Any celebration of the Holy Eucharist, is considered as a sacrifice of Jesus on the altar, which took place 2000 years on Mount Calvary and we are partaking in the same sacrifice. Therefore, there should be a contribution of sacrifice from each of us when we partake in the sacrifice of Jesus Christ.
When the priests, who were originally called elders, celebrated Holy Mass in the first century, it was the responsibility of the people to provide everything they needed from home for the celebration. We still honour the tradition of the people bringing the offertory to the altar and the priest accepting it.
Even now, in Africa, people still bring their best crops, fruits, rice, wheat, and other foods as they sing together. Standing in a procession, to offer their produce at the altar, which the priest receives; in front of God, for God.
This is symbolic as it represents one’s own sacrifice to be united with the sacrifice of our Lord Jeses, which is celebrated on the altar. There is a biblical reason why this is needed. We read:
2 Samuel 24:21-24 Araunah said, “Why has my lord the king come to his servant?’ David said, ‘To buy the threshing-floor from you in order to build an altar to the LORD, so that the plague may be averted from the people.” Then Araunah said to David, ‘Let my lord the king take and offer up what seems good to him; here are the oxen for the burnt-offering, and the threshing-sledges and the yokes of the oxen for the wood. All this, O king, Araunah gives to the king.’ And Araunah said to the king, ‘May the LORD your God respond favourably to you.’ But the king said to Araunah, ‘No, but I will buy them from you for a price; I will not offer burnt-offerings to the LORD my God that cost me nothing.’ So David bought the threshing-floor and the oxen for fifty shekels of silver.
In an attempt to stop the plague, David desired to erect an altar to the Lord. This is a biblical way, which is why we are required to pay a little fee—not for the expense of the holy liturgy, but for upkeep.

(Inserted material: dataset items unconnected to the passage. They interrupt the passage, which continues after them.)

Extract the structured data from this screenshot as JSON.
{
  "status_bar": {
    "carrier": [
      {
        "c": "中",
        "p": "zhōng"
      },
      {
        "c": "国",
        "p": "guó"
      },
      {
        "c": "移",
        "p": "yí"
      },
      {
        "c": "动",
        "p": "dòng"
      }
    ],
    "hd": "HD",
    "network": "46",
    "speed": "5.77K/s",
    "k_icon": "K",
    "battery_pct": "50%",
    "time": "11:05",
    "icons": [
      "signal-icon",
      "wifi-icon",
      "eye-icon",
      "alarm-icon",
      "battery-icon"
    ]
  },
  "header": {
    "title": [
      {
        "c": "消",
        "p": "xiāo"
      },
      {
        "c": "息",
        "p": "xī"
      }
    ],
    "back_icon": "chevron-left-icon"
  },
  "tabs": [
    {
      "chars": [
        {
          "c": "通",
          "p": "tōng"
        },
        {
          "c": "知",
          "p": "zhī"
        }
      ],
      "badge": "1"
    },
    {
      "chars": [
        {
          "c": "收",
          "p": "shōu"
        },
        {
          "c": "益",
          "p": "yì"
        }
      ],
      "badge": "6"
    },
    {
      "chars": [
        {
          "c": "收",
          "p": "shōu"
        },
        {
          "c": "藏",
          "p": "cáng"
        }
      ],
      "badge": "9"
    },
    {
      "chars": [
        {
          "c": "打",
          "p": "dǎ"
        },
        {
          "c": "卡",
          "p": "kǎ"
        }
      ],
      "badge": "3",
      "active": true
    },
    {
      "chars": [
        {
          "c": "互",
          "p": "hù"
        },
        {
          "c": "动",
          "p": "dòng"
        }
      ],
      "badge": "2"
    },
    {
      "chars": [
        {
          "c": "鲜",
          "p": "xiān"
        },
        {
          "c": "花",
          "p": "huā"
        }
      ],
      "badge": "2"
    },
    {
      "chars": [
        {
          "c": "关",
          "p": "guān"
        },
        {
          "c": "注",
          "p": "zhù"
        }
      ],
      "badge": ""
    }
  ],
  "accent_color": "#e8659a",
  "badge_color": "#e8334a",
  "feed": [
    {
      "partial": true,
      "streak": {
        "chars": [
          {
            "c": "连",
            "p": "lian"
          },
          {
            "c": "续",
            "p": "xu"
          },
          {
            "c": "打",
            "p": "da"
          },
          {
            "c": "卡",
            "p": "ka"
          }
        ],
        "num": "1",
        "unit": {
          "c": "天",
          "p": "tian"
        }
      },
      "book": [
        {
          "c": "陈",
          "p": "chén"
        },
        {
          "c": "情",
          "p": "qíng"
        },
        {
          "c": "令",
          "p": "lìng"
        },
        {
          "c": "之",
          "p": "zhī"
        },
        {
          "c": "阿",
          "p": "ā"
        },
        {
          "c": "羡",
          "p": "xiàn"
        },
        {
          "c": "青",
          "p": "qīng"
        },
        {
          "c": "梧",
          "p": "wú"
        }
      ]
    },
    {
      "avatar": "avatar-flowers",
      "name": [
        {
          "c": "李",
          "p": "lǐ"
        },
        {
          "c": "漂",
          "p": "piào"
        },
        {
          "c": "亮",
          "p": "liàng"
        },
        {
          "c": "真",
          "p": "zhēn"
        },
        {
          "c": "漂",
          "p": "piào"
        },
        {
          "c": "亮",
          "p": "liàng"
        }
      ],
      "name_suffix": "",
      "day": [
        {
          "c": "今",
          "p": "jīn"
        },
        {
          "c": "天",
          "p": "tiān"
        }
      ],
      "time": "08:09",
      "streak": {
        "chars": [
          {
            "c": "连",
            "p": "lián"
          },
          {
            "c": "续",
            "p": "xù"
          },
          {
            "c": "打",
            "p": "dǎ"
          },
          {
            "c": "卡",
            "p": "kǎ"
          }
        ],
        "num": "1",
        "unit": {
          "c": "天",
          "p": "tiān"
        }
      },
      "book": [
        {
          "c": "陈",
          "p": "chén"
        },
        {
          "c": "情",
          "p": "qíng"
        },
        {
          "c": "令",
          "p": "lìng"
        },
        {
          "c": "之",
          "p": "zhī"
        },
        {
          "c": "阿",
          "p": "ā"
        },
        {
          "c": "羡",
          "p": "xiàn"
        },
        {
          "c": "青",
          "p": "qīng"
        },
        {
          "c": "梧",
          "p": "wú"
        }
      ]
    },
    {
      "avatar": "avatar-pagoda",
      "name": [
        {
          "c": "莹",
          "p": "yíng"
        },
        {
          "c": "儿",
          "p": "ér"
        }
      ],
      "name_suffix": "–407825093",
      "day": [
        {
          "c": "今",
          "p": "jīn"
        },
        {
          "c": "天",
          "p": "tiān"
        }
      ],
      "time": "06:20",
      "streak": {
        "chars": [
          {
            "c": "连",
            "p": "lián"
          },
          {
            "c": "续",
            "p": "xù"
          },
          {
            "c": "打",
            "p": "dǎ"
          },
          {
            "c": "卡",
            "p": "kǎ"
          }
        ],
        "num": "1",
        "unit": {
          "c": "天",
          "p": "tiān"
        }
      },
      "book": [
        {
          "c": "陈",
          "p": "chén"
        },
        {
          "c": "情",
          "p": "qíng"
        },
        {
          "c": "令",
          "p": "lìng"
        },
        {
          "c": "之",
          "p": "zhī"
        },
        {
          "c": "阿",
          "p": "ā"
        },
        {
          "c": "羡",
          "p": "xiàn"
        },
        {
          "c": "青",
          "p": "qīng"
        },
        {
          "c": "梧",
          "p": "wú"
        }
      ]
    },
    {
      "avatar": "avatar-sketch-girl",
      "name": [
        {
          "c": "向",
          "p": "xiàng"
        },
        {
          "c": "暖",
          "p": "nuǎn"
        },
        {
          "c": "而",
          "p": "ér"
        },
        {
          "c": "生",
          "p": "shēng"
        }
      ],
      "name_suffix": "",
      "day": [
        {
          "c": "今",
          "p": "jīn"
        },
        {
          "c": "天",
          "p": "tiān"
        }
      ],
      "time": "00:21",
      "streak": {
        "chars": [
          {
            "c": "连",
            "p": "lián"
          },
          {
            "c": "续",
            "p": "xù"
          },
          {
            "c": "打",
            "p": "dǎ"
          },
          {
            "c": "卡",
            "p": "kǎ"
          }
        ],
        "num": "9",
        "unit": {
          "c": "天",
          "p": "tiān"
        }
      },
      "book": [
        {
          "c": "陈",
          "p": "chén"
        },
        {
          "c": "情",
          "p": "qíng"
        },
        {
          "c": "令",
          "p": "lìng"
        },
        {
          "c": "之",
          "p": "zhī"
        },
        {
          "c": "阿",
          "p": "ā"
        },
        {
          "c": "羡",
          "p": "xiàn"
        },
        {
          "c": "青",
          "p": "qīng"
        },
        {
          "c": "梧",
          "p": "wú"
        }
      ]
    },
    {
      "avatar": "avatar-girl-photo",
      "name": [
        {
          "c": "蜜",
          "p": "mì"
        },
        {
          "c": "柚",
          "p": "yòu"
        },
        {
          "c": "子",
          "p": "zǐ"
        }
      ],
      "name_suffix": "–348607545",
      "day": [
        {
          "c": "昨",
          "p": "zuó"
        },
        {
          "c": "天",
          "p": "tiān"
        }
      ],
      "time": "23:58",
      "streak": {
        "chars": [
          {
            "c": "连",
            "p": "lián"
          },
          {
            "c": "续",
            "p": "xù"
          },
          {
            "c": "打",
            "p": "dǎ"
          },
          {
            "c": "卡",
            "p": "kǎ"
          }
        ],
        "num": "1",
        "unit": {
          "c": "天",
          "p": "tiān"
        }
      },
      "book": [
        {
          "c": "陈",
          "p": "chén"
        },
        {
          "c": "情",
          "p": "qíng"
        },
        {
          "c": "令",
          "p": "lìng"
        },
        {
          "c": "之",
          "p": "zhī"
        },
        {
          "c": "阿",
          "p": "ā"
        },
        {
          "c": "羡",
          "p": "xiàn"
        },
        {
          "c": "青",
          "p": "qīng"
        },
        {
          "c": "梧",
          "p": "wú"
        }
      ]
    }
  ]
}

1 Chronicles 21:17-24 And David said to God, “Was it not I who gave the command to count the people? It is I who have sinned and done very wickedly. But these sheep, what have they done? Let your hand, I pray, O Lord my God, be against me and against my father’s house; but do not let your people be plagued!” Then the angel of the Lord commanded Gad to tell David that he should go up and erect an altar to the Lord on the threshing floor of Ornan the Jebusite. So David went up following Gad’s instructions, which he had spoken in the name of the Lord. Ornan turned and saw the angel; and while his four sons who were with him hid themselves, Ornan continued to thresh wheat. As David came to Ornan, Ornan looked and saw David; he went out from the threshing-floor, and did obeisance to David with his face to the ground. David said to Ornan, “Give me the site of the threshing-floor that I may build on it an altar to the LORD—give it to me at its full price—so that the plague may be averted from the people.” Then Ornan said to David, ‘Take it; and let my lord the king do what seems good to him; see, I present the oxen for burnt-offerings, and the threshing-sledges for the wood, and the wheat for a grain-offering. I give it all.’ But King David said to Ornan, “No; I will buy them for the full price. I will not take for the LORD what is yours, nor offer burnt-offerings that cost me nothing.”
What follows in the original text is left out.